It’s hardly the end of capitalism, but the horsemeat scandal is showing large food retailers and manufacturers how it feels to be a banker. Meanwhile consumers – or people, as we might style ourselves – don’t know who we can trust. Marketing is seen as manipulative, and delivering profits is represented in the media as exploitation of customers. Sam Laidlaw of Centrica announced decent but hardly sensational results last week – and had to explain to John Humphreys on the Today programme why they hadn’t forgone profits for the sake of “the squeezed middle”. Somehow being a shareholder seems to be equated with being evil, rich or plain undeserving, while all customers are seemingly in need of a discount. Yet many customers are shareholders too, interested in the long term growth of their pension pots as well as in getting a few quid off their gas bills.

So the banks are baddies, the utility providers are exploitative and now we learn that supermarkets and food manufacturers are mostly incompetents being hoist by their own over-extended-supply-chain petard (if you can say that). Morrison’s and Waitrose are out there talking about their local sourcing and close relationships with farmers. This is a highly credible response, since it’s rooted in who they are – their brand, if you like – and so is already reflected in their established working practices and instore offerings. It’s also delivering a benefit to their customers, and I hope they get their rewards.

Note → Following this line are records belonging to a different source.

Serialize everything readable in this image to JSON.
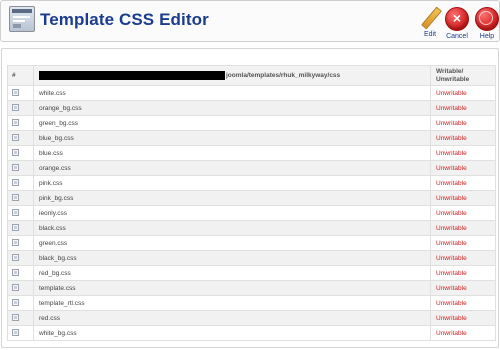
{
  "header": {
    "title": "Template CSS Editor",
    "toolbar": {
      "edit_label": "Edit",
      "cancel_label": "Cancel",
      "help_label": "Help"
    }
  },
  "table": {
    "col_num": "#",
    "path_suffix": "joomla/templates/rhuk_milkyway/css",
    "col_writable": "Writable/\nUnwritable",
    "rows": [
      {
        "name": "white.css",
        "status": "Unwritable"
      },
      {
        "name": "orange_bg.css",
        "status": "Unwritable"
      },
      {
        "name": "green_bg.css",
        "status": "Unwritable"
      },
      {
        "name": "blue_bg.css",
        "status": "Unwritable"
      },
      {
        "name": "blue.css",
        "status": "Unwritable"
      },
      {
        "name": "orange.css",
        "status": "Unwritable"
      },
      {
        "name": "pink.css",
        "status": "Unwritable"
      },
      {
        "name": "pink_bg.css",
        "status": "Unwritable"
      },
      {
        "name": "ieonly.css",
        "status": "Unwritable"
      },
      {
        "name": "black.css",
        "status": "Unwritable"
      },
      {
        "name": "green.css",
        "status": "Unwritable"
      },
      {
        "name": "black_bg.css",
        "status": "Unwritable"
      },
      {
        "name": "red_bg.css",
        "status": "Unwritable"
      },
      {
        "name": "template.css",
        "status": "Unwritable"
      },
      {
        "name": "template_rtl.css",
        "status": "Unwritable"
      },
      {
        "name": "red.css",
        "status": "Unwritable"
      },
      {
        "name": "white_bg.css",
        "status": "Unwritable"
      }
    ]
  },
  "colors": {
    "title": "#1b3d8f",
    "unwritable": "#d21f1f",
    "row_alt": "#f1f1f1"
  },
  "icons": [
    "template-icon",
    "edit-icon",
    "cancel-icon",
    "help-icon",
    "radio-icon"
  ]
}
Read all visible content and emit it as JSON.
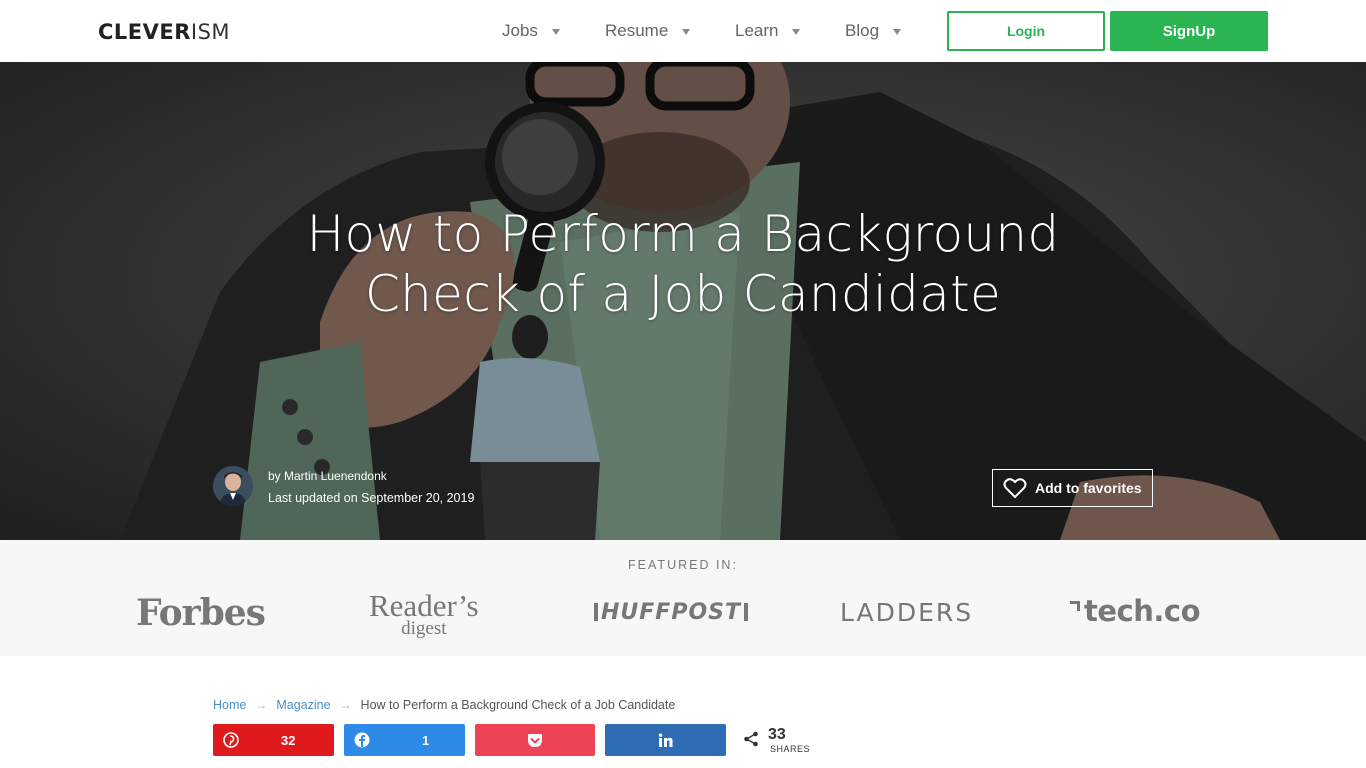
{
  "header": {
    "logo_bold": "CLEVER",
    "logo_light": "ISM",
    "nav": [
      {
        "label": "Jobs"
      },
      {
        "label": "Resume"
      },
      {
        "label": "Learn"
      },
      {
        "label": "Blog"
      }
    ],
    "login_label": "Login",
    "signup_label": "SignUp"
  },
  "hero": {
    "title_line1": "How to Perform a Background",
    "title_line2": "Check of a Job Candidate",
    "author_by": "by Martin Luenendonk",
    "updated": "Last updated on September 20, 2019",
    "favorites_label": "Add to favorites"
  },
  "featured": {
    "label": "FEATURED IN:",
    "brands": {
      "forbes": "Forbes",
      "rd_main": "Reader’s",
      "rd_sub": "digest",
      "huff": "HUFFPOST",
      "ladders": "LADDERS",
      "tech": "tech.co"
    }
  },
  "breadcrumb": {
    "home": "Home",
    "magazine": "Magazine",
    "current": "How to Perform a Background Check of a Job Candidate"
  },
  "share": {
    "pinterest_count": "32",
    "facebook_count": "1",
    "total": "33",
    "total_label": "SHARES"
  },
  "colors": {
    "brand_green": "#2ab552",
    "pinterest": "#e0191d",
    "facebook": "#2d8ae6",
    "pocket": "#ee4256",
    "linkedin": "#2e6db4"
  }
}
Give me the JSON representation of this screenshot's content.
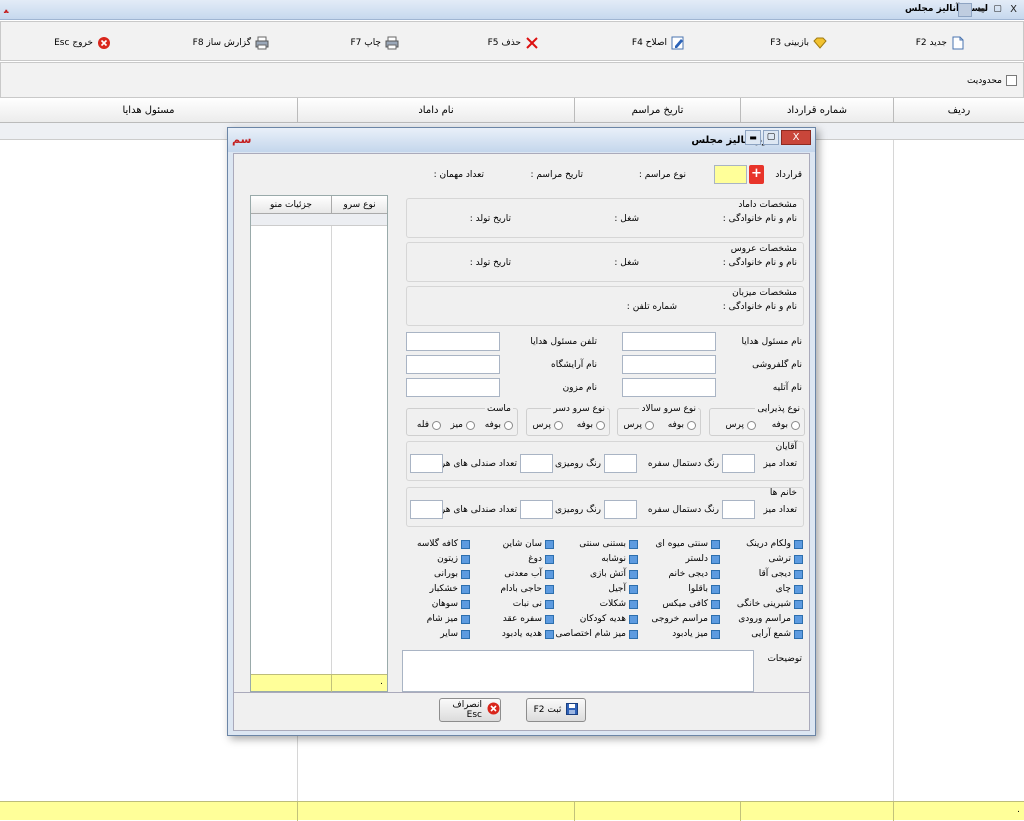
{
  "window": {
    "title": "لیست آنالیز مجلس",
    "close": "X",
    "min": "▬",
    "max": "▢"
  },
  "toolbar": {
    "new": "جدید F2",
    "view": "بازبینی F3",
    "edit": "اصلاح F4",
    "delete": "حذف F5",
    "print": "چاپ F7",
    "report": "گزارش ساز F8",
    "exit": "خروج Esc"
  },
  "filter": {
    "limit_label": "محدودیت"
  },
  "grid": {
    "columns": [
      "ردیف",
      "شماره قرارداد",
      "تاریخ مراسم",
      "نام داماد",
      "مسئول هدایا"
    ],
    "footer_mark": "."
  },
  "modal": {
    "title": "فرم آنالیز مجلس",
    "header": {
      "contract": "قرارداد",
      "ceremony_type": "نوع مراسم :",
      "ceremony_date": "تاریخ مراسم :",
      "guest_count": "تعداد مهمان :"
    },
    "groom": {
      "title": "مشخصات داماد",
      "name": "نام و نام خانوادگی :",
      "job": "شغل :",
      "birth": "تاریخ تولد :"
    },
    "bride": {
      "title": "مشخصات عروس",
      "name": "نام و نام خانوادگی :",
      "job": "شغل :",
      "birth": "تاریخ تولد :"
    },
    "host": {
      "title": "مشخصات میزبان",
      "name": "نام و نام خانوادگی :",
      "phone": "شماره تلفن :"
    },
    "fields": {
      "gifts_name": "نام مسئول هدایا",
      "gifts_phone": "تلفن مسئول هدایا",
      "florist": "نام گلفروشی",
      "salon": "نام آرایشگاه",
      "atelier": "نام آتلیه",
      "musician": "نام مزون"
    },
    "service": {
      "reception": "نوع پذیرایی",
      "salad": "نوع سرو سالاد",
      "dessert": "نوع سرو دسر",
      "yogurt": "ماست",
      "buffet": "بوفه",
      "pers": "پرس",
      "table": "میز",
      "plate": "فله"
    },
    "men": {
      "title": "آقایان",
      "tables": "تعداد میز",
      "napkin": "رنگ دستمال سفره",
      "cloth": "رنگ رومیزی",
      "chairs": "تعداد صندلی های هر میز"
    },
    "women": {
      "title": "خانم ها",
      "tables": "تعداد میز",
      "napkin": "رنگ دستمال سفره",
      "cloth": "رنگ رومیزی",
      "chairs": "تعداد صندلی های هر میز"
    },
    "checks": [
      [
        "ولکام درینک",
        "سنتی میوه ای",
        "بستنی سنتی",
        "سان شاین",
        "کافه گلاسه"
      ],
      [
        "ترشی",
        "دلستر",
        "نوشابه",
        "دوغ",
        "زیتون"
      ],
      [
        "دیجی آقا",
        "دیجی خانم",
        "آتش بازی",
        "آب معدنی",
        "بورانی"
      ],
      [
        "چای",
        "باقلوا",
        "آجیل",
        "حاجی بادام",
        "خشکبار"
      ],
      [
        "شیرینی خانگی",
        "کافی میکس",
        "شکلات",
        "نی نبات",
        "سوهان"
      ],
      [
        "مراسم ورودی",
        "مراسم خروجی",
        "هدیه کودکان",
        "سفره عقد",
        "میز شام"
      ],
      [
        "شمع آرایی",
        "میز یادبود",
        "میز شام اختصاصی",
        "هدیه یادبود",
        "سایر"
      ]
    ],
    "notes": "توضیحات",
    "menu_table": {
      "col1": "نوع سرو",
      "col2": "جزئیات منو",
      "footer_mark": "."
    },
    "buttons": {
      "save": "ثبت F2",
      "cancel": "انصراف Esc"
    },
    "add_symbol": "+",
    "logo": "ﺳﻢ"
  }
}
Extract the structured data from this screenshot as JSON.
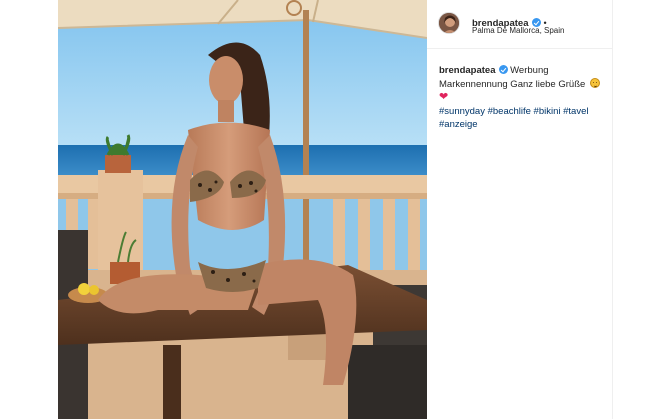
{
  "post": {
    "username": "brendapatea",
    "location": "Palma De Mallorca, Spain",
    "header_separator": "•",
    "verified": true,
    "caption": {
      "username": "brendapatea",
      "text": "Werbung Markennennung Ganz liebe Grüße",
      "emoji_icons": [
        "smiling-face-emoji-icon",
        "red-heart-emoji-icon"
      ],
      "heart_glyph": "❤",
      "hashtags": [
        "#sunnyday",
        "#beachlife",
        "#bikini",
        "#tavel",
        "#anzeige"
      ]
    },
    "image": {
      "description_icon": "photo-woman-bikini-terrace-icon"
    }
  },
  "colors": {
    "verified_badge": "#3897f0",
    "hashtag": "#003569",
    "text": "#262626",
    "border": "#efefef"
  }
}
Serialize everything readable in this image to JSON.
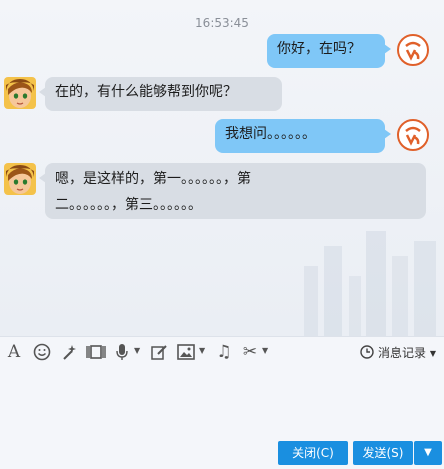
{
  "chat": {
    "timestamp": "16:53:45",
    "messages": [
      {
        "side": "out",
        "text": "你好，在吗？"
      },
      {
        "side": "in",
        "text": "在的，有什么能够帮到你呢？"
      },
      {
        "side": "out",
        "text": "我想问。。。。。。"
      },
      {
        "side": "in",
        "text_line1": "嗯，是这样的，第一。。。。。。，第",
        "text_line2": "二。。。。。。，第三。。。。。。"
      }
    ]
  },
  "toolbar": {
    "icons": [
      "font-icon",
      "emoji-icon",
      "magic-icon",
      "video-icon",
      "mic-icon",
      "edit-icon",
      "image-icon",
      "music-icon",
      "scissors-icon",
      "clock-icon"
    ],
    "history_label": "消息记录"
  },
  "buttons": {
    "close_label": "关闭(C)",
    "send_label": "发送(S)"
  },
  "colors": {
    "outgoing_bubble": "#7fc7f7",
    "incoming_bubble": "#d8dde4",
    "primary_button": "#1a8fe0"
  }
}
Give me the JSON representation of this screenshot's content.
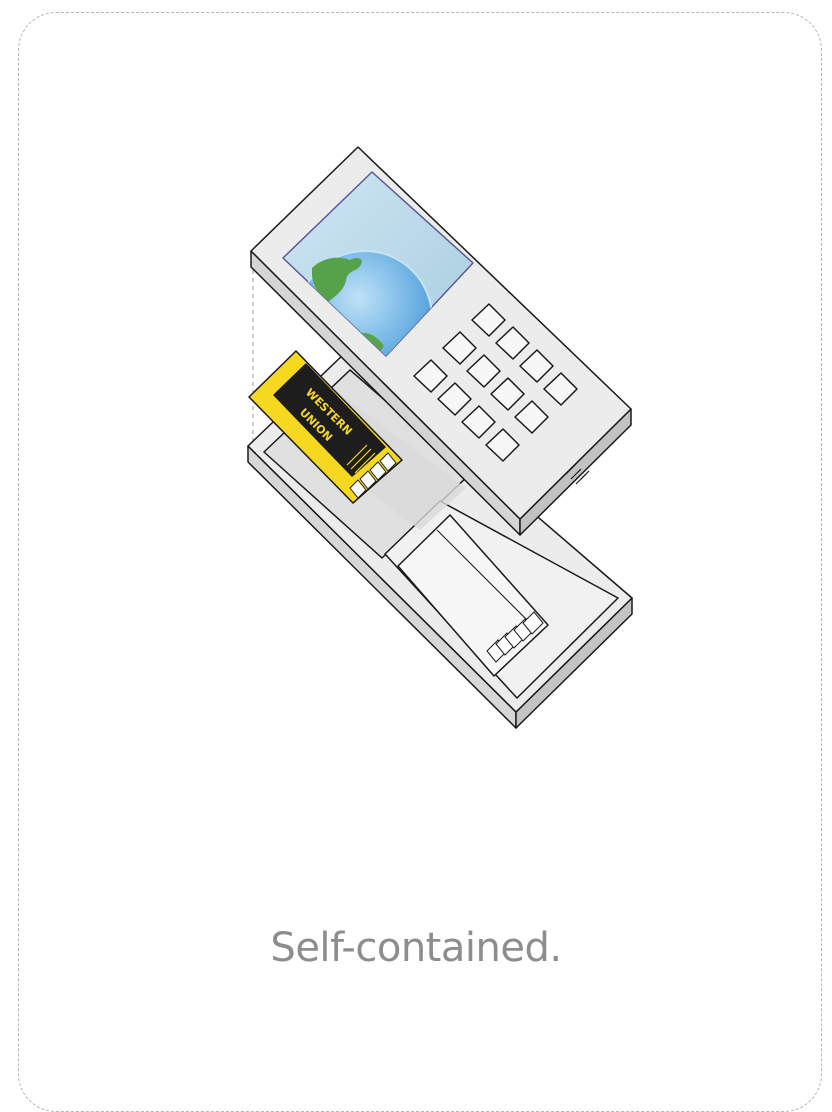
{
  "caption": "Self-contained.",
  "card_logo": {
    "line1": "WESTERN",
    "line2": "UNION"
  },
  "colors": {
    "border": "#b5b5b5",
    "caption": "#8d8d8d",
    "card_yellow": "#f6d820",
    "device": "#ececec",
    "device_outline": "#1a1a1a",
    "screen_blue": "#7fb8e0",
    "globe_green": "#55a24a"
  },
  "icons": [
    "device-icon",
    "globe-icon",
    "keypad-icon",
    "memory-card-icon"
  ]
}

There are other brands, not mired in scandal, which are also trying to build trust by doing Good Things, presumably to show they are nice people and therefore can be trusted. On first glance these seem like the actions of a very caring company – but look closer and you’ll see it’s not about doing what’s best for their customers, it’s about caring about their own reputation, and looking like a nice company. When Virgin Trains finally won their legal battle against the flawed tendering process for the West Coast main line franchise, The Bearded One “pledged to donate all profits to good causes”. Why, for goodness sake? If you don’t want them Richard, have you thought that maybe your customers might? Why give the profits to charidee when you could reinvest them in making the service better or cheaper for the people who generated those profits in the first place. Then there’s Simply Health, the people who advertise that they “can be bothered”. For every like they get on Facebook they’ll give £1 to medical research, and they’ve made a TV ad about it. This is just daft. Give money to research by all means, but don’t waste serious money telling people about it. We don’t care! Better still, why not spend the money doing something for customers, and make an ad about that? Then they might win more customers. As it is, a customer could be quite annoyed that they’re spending money advertising a giveaway which non-customers can increase. Businesses have a responsibility – both to their customers and to their shareholders – to care about their customers, but that’s not about being nice, it’s about keeping customers satisfied, so as to keep customers.

I saw a lovely example in Homebase, which may be driven out of the necessity to reduce staff numbers in quieter periods, but which recognises the value of customers’ time. There’s a big colourful button at the paint mixing stations which you press for service if there’s no one there. If they don’t come in 2 minutes you get 10% off your paint. Pizza companies have long used these approaches – if it takes more than 30 minutes it’s free – as a way of showing their confidence in their speedy delivery. This is a bit different, because you’ll only press the button if there’s no one there to serve you; it says, we know that waiting around is a drag so either you won’t have to do it or we’ll compensate you. Now that’s the kind of caring I’m interested in. Homebase can give a fiver to Richard Branson every time the button is pushed for all I care*; as long as they’re putting me and my needs first, I can recommend them.

*though I’d rather they didn’t so if you do, Homebase, please don’t tell me, I’d rather not know.